BERITA TERKINI
Dua Saham di BEI Melonjak Lebih dari 2.000% dalam Enam Bulan, Perdagangan Disuspensi

Dua Saham di BEI Melonjak Lebih dari 2.000% dalam Enam Bulan, Perdagangan Disuspensi

Sejumlah saham di Bursa Efek Indonesia (BEI) mencatat lonjakan harga signifikan dalam beberapa bulan terakhir. Data pergerakan harga menunjukkan dua saham membukukan kenaikan lebih dari 2.000 persen dalam periode yang relatif singkat.

Saham PT Lima Dua Lima Tiga Tbk (LUCY) menjadi salah satu emiten dengan kenaikan paling tinggi. Dalam enam bulan terakhir, harga saham LUCY melonjak sekitar 2.310,53 persen dan mencapai sekitar 2.626,19 persen dalam periode satu tahun. Pada perdagangan terakhir sebelum penghentian sementara, saham LUCY berada di level Rp2.290 per saham dengan kapitalisasi pasar sekitar Rp3,47 triliun.
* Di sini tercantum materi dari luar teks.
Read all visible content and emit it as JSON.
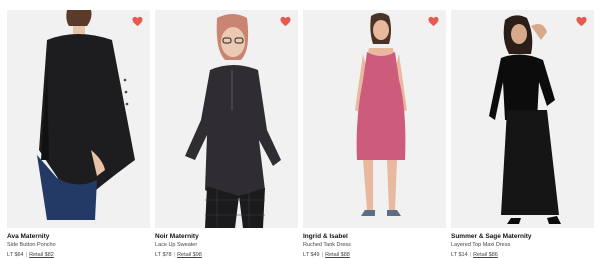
{
  "products": [
    {
      "brand": "Ava Maternity",
      "name": "Side Button Poncho",
      "lt_price": "LT $64",
      "retail_price": "Retail $82",
      "garment_color": "#1d1d1f",
      "accent_color": "#243a66",
      "favorite_color": "#e85a4f"
    },
    {
      "brand": "Noir Maternity",
      "name": "Lace Up Sweater",
      "lt_price": "LT $78",
      "retail_price": "Retail $98",
      "garment_color": "#2f2d31",
      "accent_color": "#1b1b1d",
      "favorite_color": "#e85a4f"
    },
    {
      "brand": "Ingrid & Isabel",
      "name": "Ruched Tank Dress",
      "lt_price": "LT $49",
      "retail_price": "Retail $88",
      "garment_color": "#cc5b7c",
      "accent_color": "#e8b99f",
      "favorite_color": "#e85a4f"
    },
    {
      "brand": "Summer & Sage Maternity",
      "name": "Layered Top Maxi Dress",
      "lt_price": "LT $14",
      "retail_price": "Retail $86",
      "garment_color": "#151515",
      "accent_color": "#0c0c0c",
      "favorite_color": "#e85a4f"
    }
  ]
}
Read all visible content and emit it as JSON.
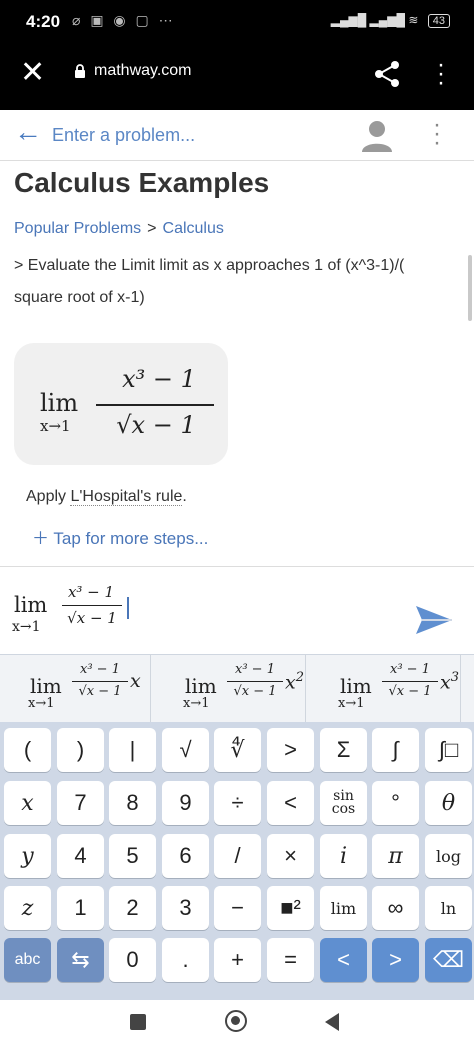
{
  "status": {
    "time": "4:20",
    "battery": "43"
  },
  "browser": {
    "url": "mathway.com"
  },
  "search": {
    "placeholder": "Enter a problem..."
  },
  "page": {
    "title": "Calculus Examples",
    "breadcrumb": [
      "Popular Problems",
      "Calculus"
    ],
    "breadcrumb_sep": ">",
    "problem": "> Evaluate the Limit limit as x approaches 1 of (x^3-1)/( square root of x-1)",
    "step_prefix": "Apply ",
    "step_link": "L'Hospital's rule",
    "step_suffix": ".",
    "more_steps": "Tap for more steps..."
  },
  "math": {
    "lim": "lim",
    "sub": "x→1",
    "numerator": "x³ − 1",
    "denominator": "√x − 1"
  },
  "suggestions": [
    {
      "factor": "x",
      "power": ""
    },
    {
      "factor": "x",
      "power": "2"
    },
    {
      "factor": "x",
      "power": "3"
    }
  ],
  "keyboard": {
    "rows": [
      [
        "(",
        ")",
        "|",
        "√",
        "∜",
        ">",
        "Σ",
        "∫",
        "∫□"
      ],
      [
        "x",
        "7",
        "8",
        "9",
        "÷",
        "<",
        "sin cos",
        "°",
        "θ"
      ],
      [
        "y",
        "4",
        "5",
        "6",
        "/",
        "×",
        "i",
        "π",
        "log"
      ],
      [
        "z",
        "1",
        "2",
        "3",
        "−",
        "■²",
        "lim",
        "∞",
        "ln"
      ],
      [
        "abc",
        "⇆",
        "0",
        ".",
        "+",
        "=",
        "<",
        ">",
        "⌫"
      ]
    ]
  },
  "colors": {
    "accent": "#4a76b8",
    "keyboard_bg": "#cfd8e6",
    "blue_key": "#5f8fd0"
  }
}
BEI menghentikan sementara perdagangan saham LUCY di Pasar Reguler dan Pasar Tunai mulai sesi I pada 20 Februari 2026. Suspensi dilakukan setelah terjadi peningkatan harga kumulatif yang signifikan pada saham tersebut.

Lonjakan harga juga terjadi pada saham PT Tirta Mahakam Resources Tbk (TIRT). Saham ini tercatat naik sekitar 2.172,73 persen dalam enam bulan terakhir dengan harga terakhir di level Rp1.000 per saham. Secara year to date (ytd), saham TIRT masih mencatat kenaikan sekitar 687,40 persen, dengan kapitalisasi pasar sekitar Rp1,01 triliun.

BEI turut menghentikan sementara perdagangan saham TIRT di Pasar Reguler dan Pasar Tunai mulai sesi I pada 2 Maret 2026. Penghentian sementara tersebut disebut sebagai langkah perlindungan investor setelah terjadi peningkatan harga kumulatif yang signifikan.

Selain dua saham yang mencatat lonjakan ribuan persen, beberapa saham lain juga menunjukkan penguatan tinggi sejak awal tahun. Saham PT Estee Gold Feet Tbk (EURO) naik sekitar 625 persen secara year to date, diperdagangkan di level Rp1.885 per saham, dengan nilai transaksi sekitar Rp16,5 miliar dan kapitalisasi pasar sekitar Rp4,80 triliun.

Saham PT Ifishdeco Tbk (IFSH) menguat sekitar 311,39 persen sejak awal tahun dan berada di level Rp3.250 per saham, dengan kapitalisasi pasar sekitar Rp6,90 triliun. BEI menghentikan sementara perdagangan saham IFSH mulai sesi I pada 5 Maret 2026 setelah terjadi peningkatan harga kumulatif yang signifikan.

Sementara itu, saham PT Graha Prima Mentari Tbk (GRPM) tercatat naik sekitar 307,14 persen secara year to date. Saham GRPM diperdagangkan di level Rp342 per saham dengan kapitalisasi pasar sekitar Rp529,34 miliar.